As I said, I'd really love to hear the response from the woman in the "revealing" princess gown who was accosted (sorry, not the word I want but the only word that will come to mind) in the hallway by this group as to whether or not she really felt that they were "safe," or if she felt she needed to say "yes" to get past them (there are other options for what might have been going through her mind, of course). That would affect my reading of the situation.


*I am trying to phrase this so as to exclude those genuinely inadvertent touches that can occur in the crowded hallway/conference room/dealer's room of a con/hotel but not to exclude frottage (as an example). I don't think that clothing plays a part in such unwanted touches, but I do think that someone poking me in the breast with their backpack/purse/PDA is different than being poked with a finger.

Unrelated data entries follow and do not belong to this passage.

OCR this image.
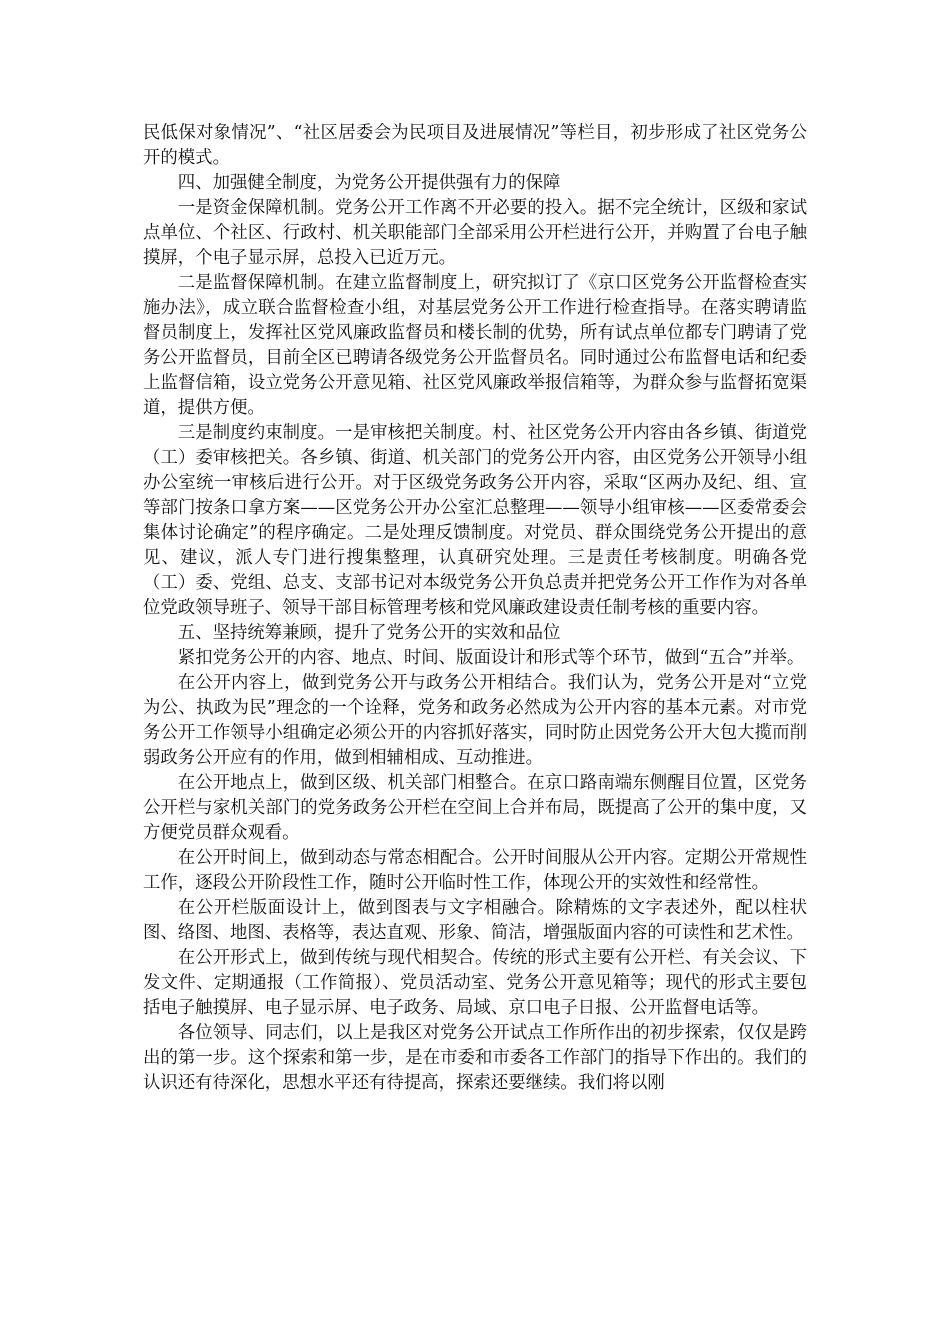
民低保对象情况”、“社区居委会为民项目及进展情况”等栏目，初步形成了社区党务公开的模式。

四、加强健全制度，为党务公开提供强有力的保障

一是资金保障机制。党务公开工作离不开必要的投入。据不完全统计，区级和家试点单位、个社区、行政村、机关职能部门全部采用公开栏进行公开，并购置了台电子触摸屏，个电子显示屏，总投入已近万元。

二是监督保障机制。在建立监督制度上，研究拟订了《京口区党务公开监督检查实施办法》，成立联合监督检查小组，对基层党务公开工作进行检查指导。在落实聘请监督员制度上，发挥社区党风廉政监督员和楼长制的优势，所有试点单位都专门聘请了党务公开监督员，目前全区已聘请各级党务公开监督员名。同时通过公布监督电话和纪委上监督信箱，设立党务公开意见箱、社区党风廉政举报信箱等，为群众参与监督拓宽渠道，提供方便。

三是制度约束制度。一是审核把关制度。村、社区党务公开内容由各乡镇、街道党（工）委审核把关。各乡镇、街道、机关部门的党务公开内容，由区党务公开领导小组办公室统一审核后进行公开。对于区级党务政务公开内容，采取“区两办及纪、组、宣等部门按条口拿方案——区党务公开办公室汇总整理——领导小组审核——区委常委会集体讨论确定”的程序确定。二是处理反馈制度。对党员、群众围绕党务公开提出的意见、建议，派人专门进行搜集整理，认真研究处理。三是责任考核制度。明确各党（工）委、党组、总支、支部书记对本级党务公开负总责并把党务公开工作作为对各单位党政领导班子、领导干部目标管理考核和党风廉政建设责任制考核的重要内容。

五、坚持统筹兼顾，提升了党务公开的实效和品位

紧扣党务公开的内容、地点、时间、版面设计和形式等个环节，做到“五合”并举。

在公开内容上，做到党务公开与政务公开相结合。我们认为，党务公开是对“立党为公、执政为民”理念的一个诠释，党务和政务必然成为公开内容的基本元素。对市党务公开工作领导小组确定必须公开的内容抓好落实，同时防止因党务公开大包大揽而削弱政务公开应有的作用，做到相辅相成、互动推进。

在公开地点上，做到区级、机关部门相整合。在京口路南端东侧醒目位置，区党务公开栏与家机关部门的党务政务公开栏在空间上合并布局，既提高了公开的集中度，又方便党员群众观看。

在公开时间上，做到动态与常态相配合。公开时间服从公开内容。定期公开常规性工作，逐段公开阶段性工作，随时公开临时性工作，体现公开的实效性和经常性。

在公开栏版面设计上，做到图表与文字相融合。除精炼的文字表述外，配以柱状图、络图、地图、表格等，表达直观、形象、简洁，增强版面内容的可读性和艺术性。

在公开形式上，做到传统与现代相契合。传统的形式主要有公开栏、有关会议、下发文件、定期通报（工作简报）、党员活动室、党务公开意见箱等；现代的形式主要包括电子触摸屏、电子显示屏、电子政务、局域、京口电子日报、公开监督电话等。

各位领导、同志们，以上是我区对党务公开试点工作所作出的初步探索，仅仅是跨出的第一步。这个探索和第一步，是在市委和市委各工作部门的指导下作出的。我们的认识还有待深化，思想水平还有待提高，探索还要继续。我们将以刚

**Sometimes men's bodies, as well, but in my experience more commonly women's. Consider how many times you've seen someone touch a pregnant woman's belly without her permission, as an example.

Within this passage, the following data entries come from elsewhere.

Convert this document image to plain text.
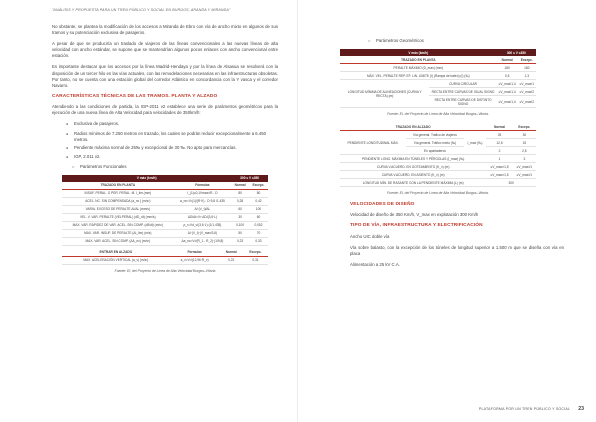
"ANÁLISIS Y PROPUESTA PARA UN TREN PÚBLICO Y SOCIAL EN BURGOS, ARANDA Y MIRANDA"

No obstante, se plantea la modificación de los accesos a Miranda de Ebro con vía de ancho mixto en algunos de sus tramos y su potenciación exclusiva de pasajeros.

A pesar de que se produciría un traslado de viajeros de las líneas convencionales a las nuevas líneas de alta velocidad con ancho estándar, se supone que se mantendrían algunos pocos enlaces con ancho convencional entre estación.

Es importante destacar que los accesos por la línea Madrid-Hendaya y por la línea de Alsasua se resolverá con la disposición de un tercer hilo en las vías actuales, con las remodelaciones necesarias en las infraestructuras obsoletas. Por tanto, no se cuenta con una estación global del corredor Atlántico en concordancia con la Y vasca y el corredor Navarro.

CARACTERÍSTICAS TÉCNICAS DE LAS TRAMOS. PLANTA Y ALZADO

Atendiendo a las condiciones de partida, la IGP-2011 v2 establece una serie de parámetros geométricos para la ejecución de una nueva línea de Alta Velocidad para velocidades de 350km/h:

● Exclusiva de pasajeros.
● Radios mínimos de 7.250 metros en trazado, los cuales se podrán reducir excepcionalmente a 6.450 metros.
● Pendiente máxima normal de 25‰ y excepcional de 30 ‰. No apto para mercancías.
● IGP, 2.011 v2.
○ Parámetros Funcionales
V máx (km/h)		300 ≤ V ≤350	
TRAZADO EN PLANTA	Fórmulas	Normal	Excepc.
INSUF. PERAL. O PER. PERAL. M. I_lim (mm)	I_(1)≤0,1Vmax²/R - D	80	80
ACEL. NC. SIN COMPENSADA (a_nc ) (m/s²)	a_nc=V²(1)/(R·K) - D·9,8 /1.435	0,28	0,42
VARIA. EXCESO DE PERALTE ΔI/ΔL (mm/s)	ΔI·(V_t)/ΔL	60	100
VEL. V. VAR. PERALTE (VELPERAL) (dD_dt) (mm/s)	ΔD/Δt=V²·ΔD/(3,6·L)	30	60
MAX. VAR. RÁPIDEZ DE VAR. ACEL. SIN COMP. (dδ/dt) (m/s³)	ρ_r=Vd_v/(3,6·L)·(1/1.435)	0,100	0,052
MAX. VAR. INSUF. DE PERALTE (ΔI_lim) (m/s)	ΔI·(V_t)·(V_max/3,6)	50	70
MAX. VAR. ACEL. SIN COMP. (ΔA_nc) (m/s³)	Δa_nc=V²/(R_1 - R_2)·(1/9,8)	0,23	0,33
ENTRAR EN ALZADO	Fórmulas	Normal	Excepc.
MAX. ACELERACIÓN VERTICAL (a_v) (m/s²)	a_v=V²/(12,96·R_v)	0,22	0,31
Fuente: EI, del Proyecto de Línea de Alta Velocidad Burgos–Vitoria
○ Parámetros Geométricos
V máx (km/h)		300 ≤ V ≤350	
TRAZADO EN PLANTA		Normal	Excepc.
PERALTE MÁXIMO (D_max) (mm)		180	180
MÁX. VEL. PERALTE REP. EF. LIN. LÍMITE (I) (Rampa de bateo) (I) (‰)		0,5	1,3
LONGITUD MÍNIMA DE ALINEACIONES (CURVA Y RECTA) (m)	CURVA CIRCULAR	≥V_max/1,4	≥V_max/1
	RECTA ENTRE CURVAS DE IGUAL SIGNO	≥V_max/1,4	≥V_max/2
	RECTA ENTRE CURVAS DE DISTINTO SIGNO	≥V_max/1,4	≥V_max/2
Fuente: EI, del Proyecto de Línea de Alta Velocidad Burgos–Vitoria.
TRAZADO EN ALZADO			Normal	Excepc.
PENDIENTE LONGITUDINAL MÁX.	Vía general. Tráfico de viajeros	I_max (‰)	25	30
	Vía general. Tráfico mixto (‰)		12,5	15
	En apartaderos		2	2,5
PENDIENTE LONG. MÁXIMA EN TÚNELES Y PÉRGOLAS (I_max) (‰)			1	3
CURVA V.ACUERD. EN GOTEAMIENTO (K_v) (m)			≥V_max²/1,5	≥V_max²/1
CURVA V.ACUERD. EN ASIENTO (K_v) (m)			≥V_max²/1,5	≥V_max²/1
LONGITUD MÍN. DE RASANTE CON LA PENDIENTE MÁXIMA (L) (m)			300	
Fuente: EI, del Proyecto de Línea de Alta Velocidad Burgos–Vitoria.
VELOCIDADES DE DISEÑO

Velocidad de diseño de 350 Km/h, V_max en explotación 300 Km/h

TIPO DE VÍA, INFRAESTRUCTURA Y ELECTRIFICACIÓN

Ancho UIC doble vía

Vía sobre balasto, con la excepción de los túneles de longitud superior a 1.500 m que se diseña con vía en placa

Alimentación a 25 kV C.A.

PLATAFORMA POR UN TREN PÚBLICO Y SOCIAL 23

***Please note that I am not talking about peer pressure, but rather about societal norms. This one probably does hold true for men to some extent, but I honestly don't know; the plural of anecdote is not data, but most of the men I know have no trouble saying "no," where most of the women will hedge.

****There's also the fact that some of the non-breast/ass touching that went on may have gone on because people didn't want to say "no," so instead said "you can touch my 'x'." However, this is sheer hypothesis with nothing to back it up.

Date: 2008-04-22 05:48 pm (UTC)
hel: (Default)
From: [personal profile] hel
Quite fair, and I don't disagree with anything you say, other than "movements" like "The Open-Source Boob Project" encourages an atmosphere in which the problem of unwelcome touching is viewed as "normal" or perhaps given the veneer of acceptability by the asking of a question that purports to allow the person asked the option to say "no."
I think that this project would remove the unwelcome part of the equation, and I don't think the fact that asking is required is a veneer. I mean, sure, there can and often are societal pressures to say yes to things, but...does that mean no one should ever ask for what they want, or all yeses are untrustworthy? I feel like, since there was a 'no, don't ask' button, it was a good way to remove having to say no to a question, or feel pressured to say yes, since it stops the question ever being asked.
Ferret has provided some additional details here. Apparently, the woman in the princess gown was a friend of the woman who asked her. To me, that makes it far more likely her yes was genuine and unpressured, but I could see an argument otherwise, where it being a friend asking increases the pressure.

Anyway, much as I'm enjoying this discussion, I've got a take-home final to do, so I've got to sign off. I won't likely reply to anything for a number of hours.